Apesar de a avaliação interna apontar para um possível encerramento do vínculo, o volante alcançou os objetivos previstos em contrato e acionou a cláusula de extensão automática, garantindo mais um ano no Beira-Rio. A decisão ocorreu independentemente do planejamento da diretoria, que não tinha como prioridade a manutenção do atleta no elenco para a próxima temporada.

Situação contratual e impacto no elenco

Com 36 anos, Bruno Henrique perdeu espaço como titular nos últimos campeonatos e passou a conviver com críticas da torcida. Além disso, segue entre os salários mais elevados do grupo, fator que pesa na análise do clube. Mesmo assim, o novo acordo assegura a permanência do jogador até o final de 2026.

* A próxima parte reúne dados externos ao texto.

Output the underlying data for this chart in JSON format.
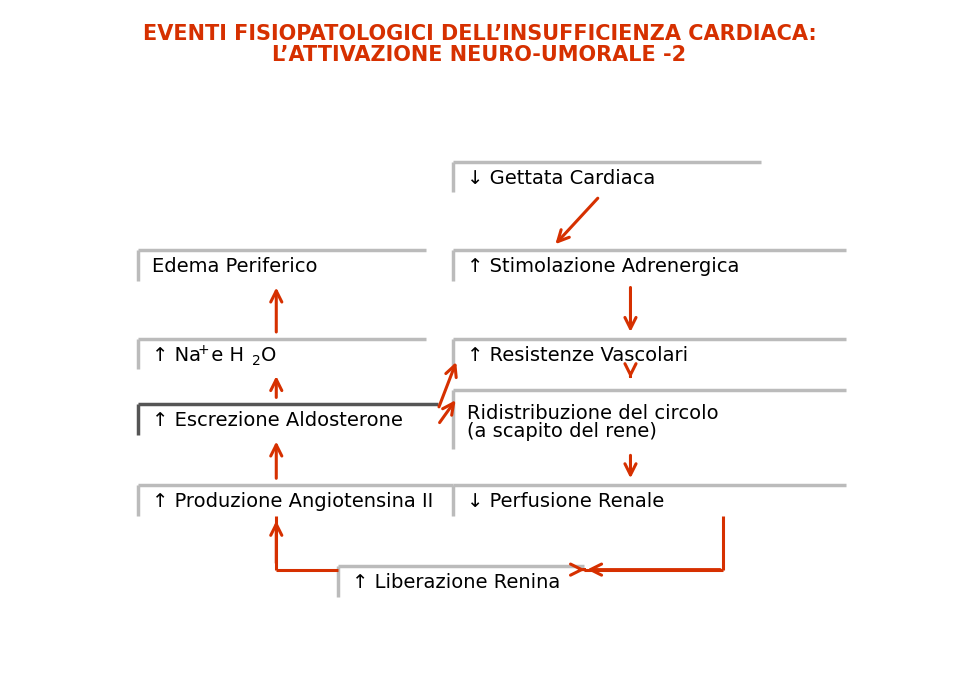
{
  "title_line1": "EVENTI FISIOPATOLOGICI DELL’INSUFFICIENZA CARDIACA:",
  "title_line2": "L’ATTIVAZIONE NEURO-UMORALE -2",
  "title_color": "#d63000",
  "arrow_color": "#d63000",
  "box_color_light": "#bbbbbb",
  "box_color_dark": "#555555",
  "bg_color": "#ffffff",
  "labels": {
    "gettata": "↓ Gettata Cardiaca",
    "stimolazione": "↑ Stimolazione Adrenergica",
    "resistenze": "↑ Resistenze Vascolari",
    "ridistribuzione1": "Ridistribuzione del circolo",
    "ridistribuzione2": "(a scapito del rene)",
    "perfusione": "↓ Perfusione Renale",
    "edema": "Edema Periferico",
    "na_h2o_pre": "↑ Na",
    "na_h2o_sup": "+",
    "na_h2o_mid": " e H",
    "na_h2o_sub": "2",
    "na_h2o_end": "O",
    "escrezione": "↑ Escrezione Aldosterone",
    "produzione": "↑ Produzione Angiotensina II",
    "liberazione": "↑ Liberazione Renina"
  },
  "fontsize": 14,
  "fontsize_small": 10
}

O volante está previsto para se reapresentar no dia 3 de janeiro, quando o elenco inicia a pré-temporada sob o comando de Paulo Pezzolano, a menos que surja uma renegociação nos próximos dias.

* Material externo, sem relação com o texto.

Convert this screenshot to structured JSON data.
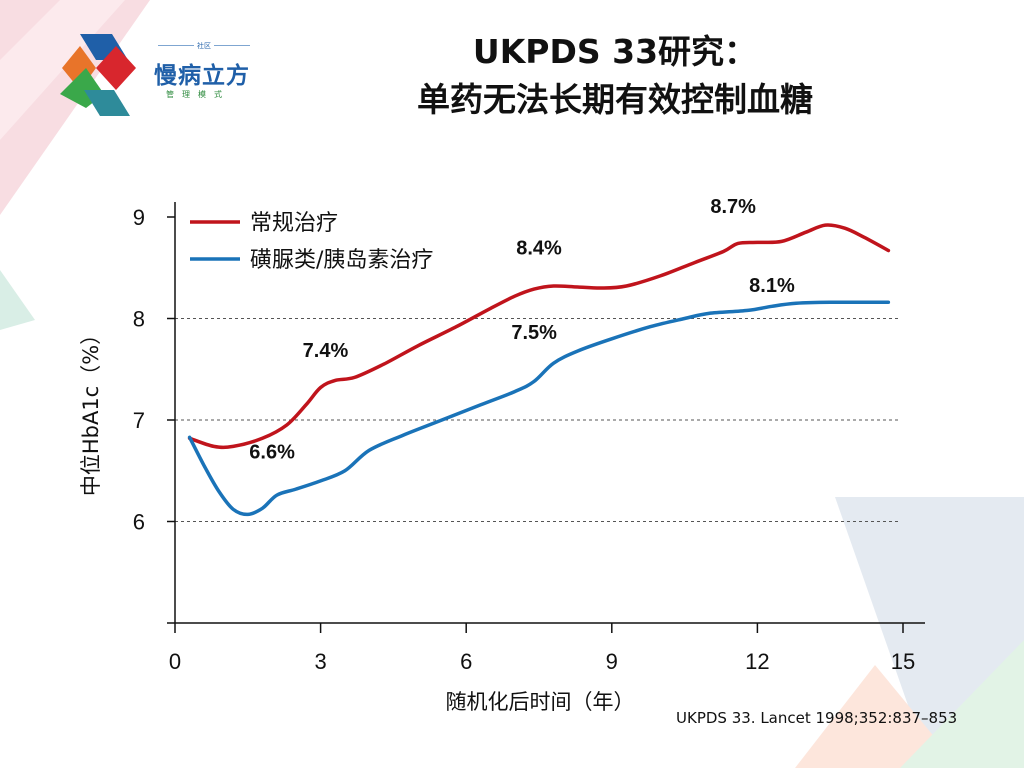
{
  "logo": {
    "top_text": "社区",
    "name": "慢病立方",
    "subtitle": "管理模式"
  },
  "title_line1": "UKPDS 33研究：",
  "title_line2": "单药无法长期有效控制血糖",
  "citation": "UKPDS 33. Lancet 1998;352:837–853",
  "colors": {
    "conventional": "#c0141c",
    "intensive": "#1a73b8"
  },
  "chart_data": {
    "type": "line",
    "xlabel": "随机化后时间（年）",
    "ylabel": "中位HbA1c（%）",
    "xlim": [
      0,
      15
    ],
    "ylim": [
      5,
      9
    ],
    "x_ticks": [
      0,
      3,
      6,
      9,
      12,
      15
    ],
    "y_ticks": [
      6,
      7,
      8,
      9
    ],
    "gridlines_y": [
      6,
      7,
      8
    ],
    "legend_position": "top-left",
    "series": [
      {
        "name": "常规治疗",
        "color": "#c0141c",
        "points": [
          [
            0.3,
            6.82
          ],
          [
            0.8,
            6.74
          ],
          [
            1.2,
            6.74
          ],
          [
            1.8,
            6.82
          ],
          [
            2.3,
            6.95
          ],
          [
            2.7,
            7.15
          ],
          [
            3.0,
            7.32
          ],
          [
            3.3,
            7.39
          ],
          [
            3.7,
            7.42
          ],
          [
            4.3,
            7.55
          ],
          [
            5.0,
            7.73
          ],
          [
            5.8,
            7.92
          ],
          [
            6.5,
            8.1
          ],
          [
            7.0,
            8.22
          ],
          [
            7.4,
            8.29
          ],
          [
            7.8,
            8.32
          ],
          [
            8.3,
            8.31
          ],
          [
            8.8,
            8.3
          ],
          [
            9.3,
            8.32
          ],
          [
            10.0,
            8.42
          ],
          [
            10.7,
            8.55
          ],
          [
            11.3,
            8.66
          ],
          [
            11.6,
            8.74
          ],
          [
            12.0,
            8.75
          ],
          [
            12.5,
            8.76
          ],
          [
            13.0,
            8.85
          ],
          [
            13.4,
            8.92
          ],
          [
            13.8,
            8.89
          ],
          [
            14.2,
            8.8
          ],
          [
            14.7,
            8.67
          ]
        ]
      },
      {
        "name": "磺脲类/胰岛素治疗",
        "color": "#1a73b8",
        "points": [
          [
            0.3,
            6.83
          ],
          [
            0.6,
            6.55
          ],
          [
            0.9,
            6.3
          ],
          [
            1.2,
            6.12
          ],
          [
            1.5,
            6.07
          ],
          [
            1.8,
            6.13
          ],
          [
            2.1,
            6.26
          ],
          [
            2.5,
            6.32
          ],
          [
            3.0,
            6.4
          ],
          [
            3.5,
            6.5
          ],
          [
            4.0,
            6.7
          ],
          [
            4.7,
            6.85
          ],
          [
            5.5,
            7.0
          ],
          [
            6.3,
            7.15
          ],
          [
            7.0,
            7.28
          ],
          [
            7.4,
            7.38
          ],
          [
            7.8,
            7.56
          ],
          [
            8.3,
            7.68
          ],
          [
            9.0,
            7.8
          ],
          [
            9.8,
            7.92
          ],
          [
            10.5,
            8.0
          ],
          [
            11.0,
            8.05
          ],
          [
            11.8,
            8.08
          ],
          [
            12.3,
            8.12
          ],
          [
            12.8,
            8.15
          ],
          [
            13.5,
            8.16
          ],
          [
            14.2,
            8.16
          ],
          [
            14.7,
            8.16
          ]
        ]
      }
    ],
    "annotations": [
      {
        "text": "6.6%",
        "x": 2.0,
        "y": 6.62
      },
      {
        "text": "7.4%",
        "x": 3.1,
        "y": 7.62
      },
      {
        "text": "7.5%",
        "x": 7.4,
        "y": 7.8
      },
      {
        "text": "8.4%",
        "x": 7.5,
        "y": 8.63
      },
      {
        "text": "8.1%",
        "x": 12.3,
        "y": 8.26
      },
      {
        "text": "8.7%",
        "x": 11.5,
        "y": 9.04
      }
    ]
  }
}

Bruno Henrique jogador do Internacional durante partida contra o Criciuma no estadio Beira-Rio pelo campeonato Brasileiro A 2024. Foto: Maxi Franzoi/AGIF

Dentro de campo, os números mostram presença constante. Foram 49 partidas disputadas em 2025, com 32 atuações como titular, além de três gols e duas assistências. Fora das quatro linhas, Bruno Henrique manteve papel de liderança no vestiário, embora o desempenho técnico tenha dividido opiniões ao longo do ano.

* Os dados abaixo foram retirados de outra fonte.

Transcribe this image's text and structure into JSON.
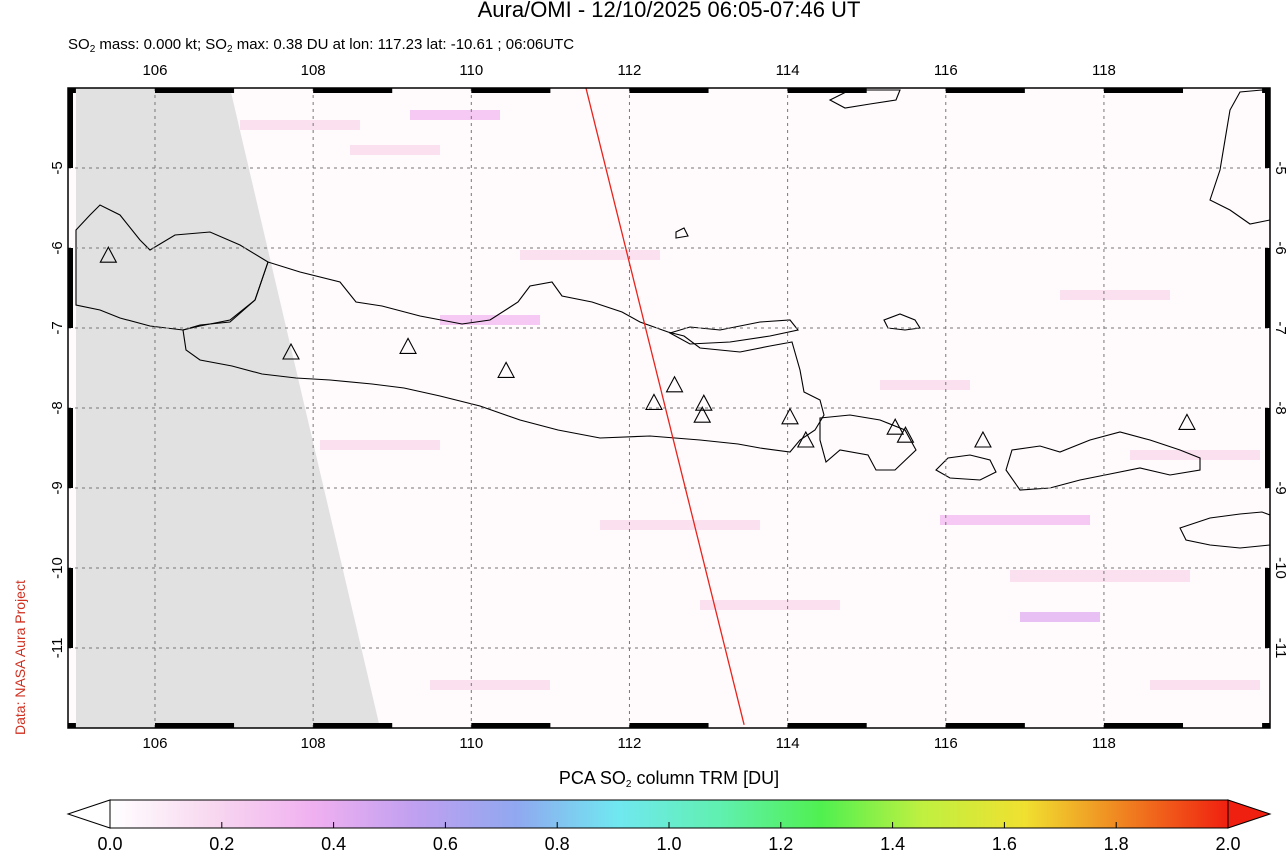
{
  "header": {
    "title": "Aura/OMI - 12/10/2025 06:05-07:46 UT",
    "subtitle_parts": [
      "SO",
      "2",
      " mass: 0.000 kt; SO",
      "2",
      " max: 0.38 DU at lon: 117.23 lat: -10.61 ; 06:06UTC"
    ]
  },
  "credit": "Data: NASA Aura Project",
  "map": {
    "xlim": [
      104.9,
      120.1
    ],
    "ylim": [
      -12,
      -4
    ],
    "xticks": [
      106,
      108,
      110,
      112,
      114,
      116,
      118
    ],
    "yticks": [
      -5,
      -6,
      -7,
      -8,
      -9,
      -10,
      -11
    ],
    "grid": true,
    "volcanoes": {
      "lon": [
        105.41,
        107.72,
        109.2,
        110.44,
        112.31,
        112.57,
        112.94,
        112.92,
        114.03,
        114.23,
        115.36,
        115.49,
        116.47,
        119.05
      ],
      "lat": [
        -6.09,
        -7.3,
        -7.23,
        -7.53,
        -7.93,
        -7.71,
        -7.94,
        -8.09,
        -8.11,
        -8.4,
        -8.24,
        -8.34,
        -8.4,
        -8.18
      ]
    },
    "orbit_track": {
      "lon": [
        111.45,
        113.45
      ],
      "lat": [
        -4,
        -11.96
      ],
      "color": "#e8231b"
    }
  },
  "colorbar": {
    "label_parts": [
      "PCA SO",
      "2",
      " column TRM [DU]"
    ],
    "lim": [
      0,
      2
    ],
    "ticks": [
      {
        "value": 0,
        "label": "0.0"
      },
      {
        "value": 0.2,
        "label": "0.2"
      },
      {
        "value": 0.4,
        "label": "0.4"
      },
      {
        "value": 0.6,
        "label": "0.6"
      },
      {
        "value": 0.8,
        "label": "0.8"
      },
      {
        "value": 1,
        "label": "1.0"
      },
      {
        "value": 1.2,
        "label": "1.2"
      },
      {
        "value": 1.4,
        "label": "1.4"
      },
      {
        "value": 1.6,
        "label": "1.6"
      },
      {
        "value": 1.8,
        "label": "1.8"
      },
      {
        "value": 2,
        "label": "2.0"
      }
    ],
    "colors": [
      "#ffffff",
      "#f8d8f0",
      "#f0b0f0",
      "#c0a0f0",
      "#90a8f0",
      "#70e8f0",
      "#60f0b0",
      "#50f050",
      "#c0f040",
      "#f0e030",
      "#f08020",
      "#f02010"
    ]
  }
}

Opinião da redação do Antenados no Futebol

A renovação automática evidencia uma falha de planejamento contratual do Internacional. Embora Bruno Henrique tenha cumprido as metas estipuladas, o clube já demonstrava sinais claros de que buscava uma reformulação no meio-campo.

Manter um jogador experiente, com custo elevado e rendimento questionado, limita a margem para reforços e dificulta ajustes no elenco. O episódio reforça a importância de contratos mais alinhados ao momento esportivo e financeiro do clube.